The study did show that monkfish have the potential to travel great distances. According to Sherwood, one monkfish tagged and released off Boston was recaptured off New Jersey.
More in 2010
During 2010, GMRI hopes to get an additional 5,000 T-bar tags in the water, this time further south into the Mid-Atlantic and further offshore, as well as during the spring instead of the fall.

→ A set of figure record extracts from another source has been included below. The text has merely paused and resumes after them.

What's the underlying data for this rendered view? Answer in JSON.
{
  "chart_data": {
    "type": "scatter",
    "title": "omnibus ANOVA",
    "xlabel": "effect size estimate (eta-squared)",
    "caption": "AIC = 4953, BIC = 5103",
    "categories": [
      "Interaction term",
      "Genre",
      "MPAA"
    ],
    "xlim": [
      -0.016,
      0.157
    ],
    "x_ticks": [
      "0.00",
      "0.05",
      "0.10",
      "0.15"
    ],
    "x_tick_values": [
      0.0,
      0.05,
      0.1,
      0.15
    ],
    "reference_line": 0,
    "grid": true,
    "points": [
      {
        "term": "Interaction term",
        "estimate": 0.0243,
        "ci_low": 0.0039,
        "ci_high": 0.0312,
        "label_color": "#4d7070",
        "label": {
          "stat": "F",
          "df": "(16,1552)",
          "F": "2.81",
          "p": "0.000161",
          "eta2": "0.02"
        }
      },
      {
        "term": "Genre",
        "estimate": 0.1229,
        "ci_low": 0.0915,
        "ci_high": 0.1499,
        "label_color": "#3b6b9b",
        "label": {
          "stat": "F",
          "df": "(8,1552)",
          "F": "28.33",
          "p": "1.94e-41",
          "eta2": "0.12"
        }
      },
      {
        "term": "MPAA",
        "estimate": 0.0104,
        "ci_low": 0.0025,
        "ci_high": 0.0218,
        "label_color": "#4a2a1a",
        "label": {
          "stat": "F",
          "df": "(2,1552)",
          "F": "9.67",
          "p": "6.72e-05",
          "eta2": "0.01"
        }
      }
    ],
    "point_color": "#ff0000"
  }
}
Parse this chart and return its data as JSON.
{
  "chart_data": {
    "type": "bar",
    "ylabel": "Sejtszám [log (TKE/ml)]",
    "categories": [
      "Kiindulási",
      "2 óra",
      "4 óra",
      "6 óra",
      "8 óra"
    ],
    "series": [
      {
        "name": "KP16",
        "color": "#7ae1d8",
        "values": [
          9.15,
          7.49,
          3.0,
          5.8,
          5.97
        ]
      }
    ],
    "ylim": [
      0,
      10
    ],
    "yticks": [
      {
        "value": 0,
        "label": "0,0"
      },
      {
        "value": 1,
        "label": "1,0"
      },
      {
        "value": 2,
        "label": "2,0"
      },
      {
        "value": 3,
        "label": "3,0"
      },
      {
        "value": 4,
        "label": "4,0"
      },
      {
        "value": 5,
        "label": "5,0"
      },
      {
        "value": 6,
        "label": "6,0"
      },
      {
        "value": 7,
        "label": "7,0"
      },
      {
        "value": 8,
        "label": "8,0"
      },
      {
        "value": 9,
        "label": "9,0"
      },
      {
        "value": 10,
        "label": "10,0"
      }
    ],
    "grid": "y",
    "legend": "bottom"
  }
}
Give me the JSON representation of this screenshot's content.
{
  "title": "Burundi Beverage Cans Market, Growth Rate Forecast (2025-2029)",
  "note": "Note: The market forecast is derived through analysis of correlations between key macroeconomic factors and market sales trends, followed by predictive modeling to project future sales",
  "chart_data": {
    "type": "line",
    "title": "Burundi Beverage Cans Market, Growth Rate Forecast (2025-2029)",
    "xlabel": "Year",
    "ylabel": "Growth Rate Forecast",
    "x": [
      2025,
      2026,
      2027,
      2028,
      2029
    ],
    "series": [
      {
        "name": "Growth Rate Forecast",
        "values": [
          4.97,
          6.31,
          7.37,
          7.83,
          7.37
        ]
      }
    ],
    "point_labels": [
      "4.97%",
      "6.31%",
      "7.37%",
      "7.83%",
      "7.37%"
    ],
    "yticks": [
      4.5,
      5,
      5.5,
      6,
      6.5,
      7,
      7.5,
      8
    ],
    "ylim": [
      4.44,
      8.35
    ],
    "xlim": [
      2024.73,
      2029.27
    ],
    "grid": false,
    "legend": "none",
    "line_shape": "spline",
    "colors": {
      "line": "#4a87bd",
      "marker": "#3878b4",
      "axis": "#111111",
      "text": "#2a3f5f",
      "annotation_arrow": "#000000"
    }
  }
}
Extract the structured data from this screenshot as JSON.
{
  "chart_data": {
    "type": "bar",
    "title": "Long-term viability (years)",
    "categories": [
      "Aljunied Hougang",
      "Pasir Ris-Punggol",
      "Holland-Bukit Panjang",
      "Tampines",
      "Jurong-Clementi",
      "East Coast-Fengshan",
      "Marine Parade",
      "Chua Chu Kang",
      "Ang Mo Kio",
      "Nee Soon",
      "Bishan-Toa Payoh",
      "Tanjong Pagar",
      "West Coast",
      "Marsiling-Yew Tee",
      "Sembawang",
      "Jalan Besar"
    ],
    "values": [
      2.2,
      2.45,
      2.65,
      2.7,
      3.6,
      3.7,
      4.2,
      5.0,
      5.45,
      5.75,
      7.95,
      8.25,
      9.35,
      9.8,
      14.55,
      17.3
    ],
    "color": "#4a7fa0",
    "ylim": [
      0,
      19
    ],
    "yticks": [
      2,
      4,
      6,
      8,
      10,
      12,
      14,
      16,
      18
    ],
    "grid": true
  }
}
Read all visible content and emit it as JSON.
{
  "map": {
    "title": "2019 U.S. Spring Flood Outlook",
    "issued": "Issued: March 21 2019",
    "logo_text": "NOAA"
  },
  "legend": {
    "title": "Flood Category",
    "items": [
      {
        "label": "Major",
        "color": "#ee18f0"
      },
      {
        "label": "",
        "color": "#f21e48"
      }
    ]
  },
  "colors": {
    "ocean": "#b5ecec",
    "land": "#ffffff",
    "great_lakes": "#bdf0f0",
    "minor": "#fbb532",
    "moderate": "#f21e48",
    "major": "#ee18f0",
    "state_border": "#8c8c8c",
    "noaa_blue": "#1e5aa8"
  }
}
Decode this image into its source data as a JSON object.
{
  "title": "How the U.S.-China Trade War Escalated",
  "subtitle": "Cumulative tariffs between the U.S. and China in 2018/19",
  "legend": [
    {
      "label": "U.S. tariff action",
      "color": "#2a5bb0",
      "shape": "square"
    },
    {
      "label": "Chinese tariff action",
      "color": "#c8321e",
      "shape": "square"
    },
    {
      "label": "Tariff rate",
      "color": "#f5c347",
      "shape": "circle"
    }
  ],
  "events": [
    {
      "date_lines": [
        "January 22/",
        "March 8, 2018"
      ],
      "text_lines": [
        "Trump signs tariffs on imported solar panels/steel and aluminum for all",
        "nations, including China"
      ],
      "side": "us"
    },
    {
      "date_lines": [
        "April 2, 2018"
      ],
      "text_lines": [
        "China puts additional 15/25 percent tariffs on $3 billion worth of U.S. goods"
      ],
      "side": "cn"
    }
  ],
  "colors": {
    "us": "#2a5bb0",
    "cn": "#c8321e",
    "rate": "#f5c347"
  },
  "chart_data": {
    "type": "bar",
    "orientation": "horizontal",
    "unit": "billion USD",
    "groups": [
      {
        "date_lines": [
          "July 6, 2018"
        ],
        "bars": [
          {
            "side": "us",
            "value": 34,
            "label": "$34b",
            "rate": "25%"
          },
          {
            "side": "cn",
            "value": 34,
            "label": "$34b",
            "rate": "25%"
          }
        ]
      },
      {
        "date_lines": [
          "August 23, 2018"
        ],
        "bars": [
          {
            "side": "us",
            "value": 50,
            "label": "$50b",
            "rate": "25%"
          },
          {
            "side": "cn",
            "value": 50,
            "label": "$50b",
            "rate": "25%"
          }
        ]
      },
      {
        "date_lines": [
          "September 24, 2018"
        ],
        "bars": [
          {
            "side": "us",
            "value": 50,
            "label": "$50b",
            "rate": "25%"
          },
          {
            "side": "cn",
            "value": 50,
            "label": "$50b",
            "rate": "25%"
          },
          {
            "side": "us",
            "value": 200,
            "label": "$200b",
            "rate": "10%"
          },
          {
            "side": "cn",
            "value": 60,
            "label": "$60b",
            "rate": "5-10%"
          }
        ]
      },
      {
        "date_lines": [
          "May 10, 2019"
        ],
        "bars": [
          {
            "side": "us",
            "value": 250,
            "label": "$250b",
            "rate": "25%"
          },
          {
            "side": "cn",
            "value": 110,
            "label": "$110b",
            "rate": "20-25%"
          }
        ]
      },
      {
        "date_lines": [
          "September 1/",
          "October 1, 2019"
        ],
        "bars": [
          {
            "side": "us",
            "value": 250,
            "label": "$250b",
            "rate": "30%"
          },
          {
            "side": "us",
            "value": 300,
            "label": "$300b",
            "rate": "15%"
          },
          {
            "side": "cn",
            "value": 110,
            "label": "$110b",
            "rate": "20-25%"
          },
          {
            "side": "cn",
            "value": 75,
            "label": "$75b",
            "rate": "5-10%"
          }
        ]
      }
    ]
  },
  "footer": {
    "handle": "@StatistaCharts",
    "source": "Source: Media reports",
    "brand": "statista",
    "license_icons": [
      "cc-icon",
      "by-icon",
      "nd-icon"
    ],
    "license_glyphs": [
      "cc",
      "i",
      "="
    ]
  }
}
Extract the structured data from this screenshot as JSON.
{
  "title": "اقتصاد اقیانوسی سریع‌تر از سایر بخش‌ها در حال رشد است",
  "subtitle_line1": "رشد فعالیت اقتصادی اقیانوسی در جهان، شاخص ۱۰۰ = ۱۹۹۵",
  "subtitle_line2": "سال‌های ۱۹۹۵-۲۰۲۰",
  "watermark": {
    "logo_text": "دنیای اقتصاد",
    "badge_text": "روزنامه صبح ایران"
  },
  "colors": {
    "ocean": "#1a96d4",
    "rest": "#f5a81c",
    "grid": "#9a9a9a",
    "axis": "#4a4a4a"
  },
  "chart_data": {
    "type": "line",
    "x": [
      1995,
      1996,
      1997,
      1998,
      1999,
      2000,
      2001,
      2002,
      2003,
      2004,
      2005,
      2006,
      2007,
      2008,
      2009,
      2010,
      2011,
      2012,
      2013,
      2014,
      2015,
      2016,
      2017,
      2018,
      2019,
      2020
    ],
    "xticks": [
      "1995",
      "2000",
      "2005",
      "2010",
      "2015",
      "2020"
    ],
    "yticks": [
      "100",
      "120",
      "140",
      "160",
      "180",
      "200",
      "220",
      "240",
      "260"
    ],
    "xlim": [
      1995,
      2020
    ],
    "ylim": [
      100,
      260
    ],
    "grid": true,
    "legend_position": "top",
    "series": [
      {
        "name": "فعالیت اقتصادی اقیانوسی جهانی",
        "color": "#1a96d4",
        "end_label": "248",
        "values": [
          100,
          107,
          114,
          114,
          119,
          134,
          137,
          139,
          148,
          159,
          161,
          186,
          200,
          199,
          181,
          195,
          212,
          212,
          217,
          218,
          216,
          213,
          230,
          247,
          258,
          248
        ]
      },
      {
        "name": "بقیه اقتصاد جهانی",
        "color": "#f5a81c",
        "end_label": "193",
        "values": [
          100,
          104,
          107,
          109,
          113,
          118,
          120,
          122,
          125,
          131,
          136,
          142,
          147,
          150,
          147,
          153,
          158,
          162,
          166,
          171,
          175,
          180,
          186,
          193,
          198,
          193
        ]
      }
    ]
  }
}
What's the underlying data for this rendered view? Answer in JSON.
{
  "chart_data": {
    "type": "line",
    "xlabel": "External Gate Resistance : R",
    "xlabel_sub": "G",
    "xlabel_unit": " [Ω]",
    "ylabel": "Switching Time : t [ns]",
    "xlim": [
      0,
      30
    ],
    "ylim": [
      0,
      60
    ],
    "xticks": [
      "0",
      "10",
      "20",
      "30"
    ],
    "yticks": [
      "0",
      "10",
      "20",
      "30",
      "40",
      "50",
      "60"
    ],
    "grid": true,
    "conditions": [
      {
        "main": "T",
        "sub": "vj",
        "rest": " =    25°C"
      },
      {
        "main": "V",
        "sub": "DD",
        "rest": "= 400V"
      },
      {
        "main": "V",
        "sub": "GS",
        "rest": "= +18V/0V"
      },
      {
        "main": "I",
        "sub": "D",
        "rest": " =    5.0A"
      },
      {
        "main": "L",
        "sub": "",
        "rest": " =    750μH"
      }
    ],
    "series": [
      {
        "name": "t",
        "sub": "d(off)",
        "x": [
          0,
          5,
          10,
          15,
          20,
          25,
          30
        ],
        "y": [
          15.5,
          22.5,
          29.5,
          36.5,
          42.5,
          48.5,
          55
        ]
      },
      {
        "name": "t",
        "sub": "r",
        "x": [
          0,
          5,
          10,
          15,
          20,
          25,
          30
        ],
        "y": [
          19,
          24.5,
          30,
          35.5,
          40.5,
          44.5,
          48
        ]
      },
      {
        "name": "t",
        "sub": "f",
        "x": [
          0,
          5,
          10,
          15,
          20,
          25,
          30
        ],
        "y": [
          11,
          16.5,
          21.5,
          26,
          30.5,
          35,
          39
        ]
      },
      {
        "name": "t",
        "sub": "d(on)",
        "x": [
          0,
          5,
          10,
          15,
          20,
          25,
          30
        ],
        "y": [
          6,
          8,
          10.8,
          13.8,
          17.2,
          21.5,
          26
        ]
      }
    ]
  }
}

And, researchers also intend to train fishermen to do the tagging themselves. They’ll meet with participating industry members to ensure they understand tagging methods and what’s needed for data collection.
Yet even before any further training, researchers expressed full confidence that fishermen can take the lead on the at-sea T-bar work. Not only will this save valuable time and resources, but it will allow the tags to be more widely distributed.
Grabowski, a project leader for the 2010 T-bar work, said, “The fishermen involved in this are very interested in the science. They told us, ‘You know, we can do these tags ourselves. You guys don’t have to be on the boat.’”
All of the researchers involved in the tagging project expressed sincere appreciation for the partnerships they have developed with fishermen.
“I cannot emphasize enough how integrally involved the industry has been in all of this,” Grabowski said. “They guide us to where the fish are. We use their vessels. We have been really fortunate to have so much support from industry. That kind of buy-in is invaluable.”
From gillnetter Ted Platz’s perspective, the work is worth the effort.
“It’s what the fishery needs,” he said. “We need to know about the mixing rates from north to south and how these fish move. I think there are a lot of misconceptions about the lives these monkfish lead. We need to do what it takes to get better science.”